RecordLocatorPage: transient corruption corrected

and finally:

Bugcheck: page 16814 wrong page type, expected 2 got 7

080107 17:00:26 - mysqld got signal 4;
[7 Jan 2008 18:51] Philip Stoev
Second recovery attempt crashed with no stack trace.
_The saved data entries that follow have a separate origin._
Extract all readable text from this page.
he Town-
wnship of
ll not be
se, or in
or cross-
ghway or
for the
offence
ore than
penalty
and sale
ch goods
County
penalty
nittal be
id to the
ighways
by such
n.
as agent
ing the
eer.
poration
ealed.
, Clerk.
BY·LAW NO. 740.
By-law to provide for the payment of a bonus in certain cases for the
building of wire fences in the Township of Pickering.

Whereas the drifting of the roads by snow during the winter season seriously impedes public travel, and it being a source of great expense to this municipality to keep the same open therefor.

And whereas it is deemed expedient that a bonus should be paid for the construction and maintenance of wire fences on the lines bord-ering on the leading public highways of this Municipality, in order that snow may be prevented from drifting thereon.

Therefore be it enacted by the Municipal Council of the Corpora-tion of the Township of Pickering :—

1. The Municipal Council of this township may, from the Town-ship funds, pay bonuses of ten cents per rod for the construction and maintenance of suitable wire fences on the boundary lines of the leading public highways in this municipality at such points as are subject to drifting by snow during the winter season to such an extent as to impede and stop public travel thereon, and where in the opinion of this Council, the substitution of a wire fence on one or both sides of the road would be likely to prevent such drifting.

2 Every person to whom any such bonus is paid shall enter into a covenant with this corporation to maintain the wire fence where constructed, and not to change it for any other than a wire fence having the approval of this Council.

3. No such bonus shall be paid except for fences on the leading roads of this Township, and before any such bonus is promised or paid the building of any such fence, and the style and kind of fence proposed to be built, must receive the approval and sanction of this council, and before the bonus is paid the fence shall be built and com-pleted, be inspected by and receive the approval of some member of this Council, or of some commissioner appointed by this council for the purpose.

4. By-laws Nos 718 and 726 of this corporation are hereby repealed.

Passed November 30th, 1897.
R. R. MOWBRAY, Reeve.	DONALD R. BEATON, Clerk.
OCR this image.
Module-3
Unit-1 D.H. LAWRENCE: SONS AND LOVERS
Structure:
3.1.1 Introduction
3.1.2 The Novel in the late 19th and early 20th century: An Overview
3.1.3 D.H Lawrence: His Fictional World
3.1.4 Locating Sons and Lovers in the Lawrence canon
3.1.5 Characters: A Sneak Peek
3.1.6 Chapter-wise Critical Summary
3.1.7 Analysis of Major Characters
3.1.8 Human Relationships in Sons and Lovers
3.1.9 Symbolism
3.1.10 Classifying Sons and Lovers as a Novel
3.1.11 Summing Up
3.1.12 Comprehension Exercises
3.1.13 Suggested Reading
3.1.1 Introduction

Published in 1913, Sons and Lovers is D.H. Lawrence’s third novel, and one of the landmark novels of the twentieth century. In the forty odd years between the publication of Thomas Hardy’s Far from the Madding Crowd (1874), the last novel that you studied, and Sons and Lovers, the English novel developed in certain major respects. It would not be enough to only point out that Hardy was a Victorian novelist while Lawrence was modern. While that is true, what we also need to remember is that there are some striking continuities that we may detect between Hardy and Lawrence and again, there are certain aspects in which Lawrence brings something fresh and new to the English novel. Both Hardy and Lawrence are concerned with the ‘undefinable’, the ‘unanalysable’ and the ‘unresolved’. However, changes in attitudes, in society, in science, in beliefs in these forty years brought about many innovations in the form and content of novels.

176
Third recovery attempt crashed with:

0x84832e9 SRLRecordLocator::pass2() + 101
0x844fe4a SerialLog::recover() + 1094
0x83ec68b Database::openDatabase(char const*) + 367
0x83e8fc1 Connection::getDatabase(char const*, char const*, Threads*) + 193
0x83e68d6 Connection::openDatabase(char const*, char const*, char const*, char const*, char const*, Threads*) + 74
0x83bb3cb StorageDatabase::getOpenConnection() + 63
0x83bf170 StorageHandler::initialize() + 108
0x83bebda StorageHandler::getStorageConnection(StorageTableShare*, THD*, int, OpenOption) + 426
0x83b158a StorageInterface::open(char const*, int, unsigned int) + 98
0x830abfa handler::ha_open(st_table*, char const*, int, int) + 34
0x8312955 ha_partition::open(char const*, int, unsigned int) + 405
0x830abfa handler::ha_open(st_table*, char const*, int, int) + 34
0x828b39b open_table_from_share(THD*, st_table_share*, char const*, unsigned int, unsigned int, unsigned int, st_table*, open_table_mode) + 783
0x8288600 open_unireg_entry(THD*, st_table*, TABLE_LIST*, char const*, char*, unsigned int, st_mem_root*, unsigned int) + 124
0x8283162 open_table(THD*, TABLE_LIST*, st_mem_root*, bool*, unsigned int) + 1954
0x82843cf open_tables(THD*, TABLE_LIST**, unsigned int*, unsigned int) + 1103
0x8284719 open_normal_and_derived_tables(THD*, TABLE_LIST*, unsigned int) + 25
0x8330a5f get_all_tables(THD*, TABLE_LIST*, Item*) + 1367
0x83386fa get_schema_tables_result(JOIN*, enum_schema_table_state) + 370
0x8296b00 JOIN::exec() + 6492
0x8296d93 _Z12mysql_selectP3THDPPP4ItemP10TABLE_LISTjR4ListIS1_ES2_jP8st_orderSB_S2_SB_yP13select_resultP18st_select_lex_unitP13st_select + 339
0x82920ab handle_select(THD*, st_lex*, select_result*, unsigned long) + 307
0x825df7d execute_sqlcom_select(THD*, TABLE_LIST*) + 149
0x825543b mysql_execute_command(THD*) + 747
0x825b5ad mysql_parse(THD*, char const*, unsigned int, char const**) + 269
0x82540c5 dispatch_command(enum_server_command, THD*, char*, unsigned int) + 909
0x8253d08 do_command(THD*) + 176
0x8252557 handle_one_connection + 287
[17 Jan 2008 16:59] Philip Stoev
Setting this to verified, since the corrupted tablespace is available for this bug. Can you please triage accordingly?
[31 Jan 2008 16:32] Jim Starkey
This has the signature of the double recovery bug (better named "premature
shutdown" bug), but it's impossible to know for sure.

If the bug reappears, please re-open it.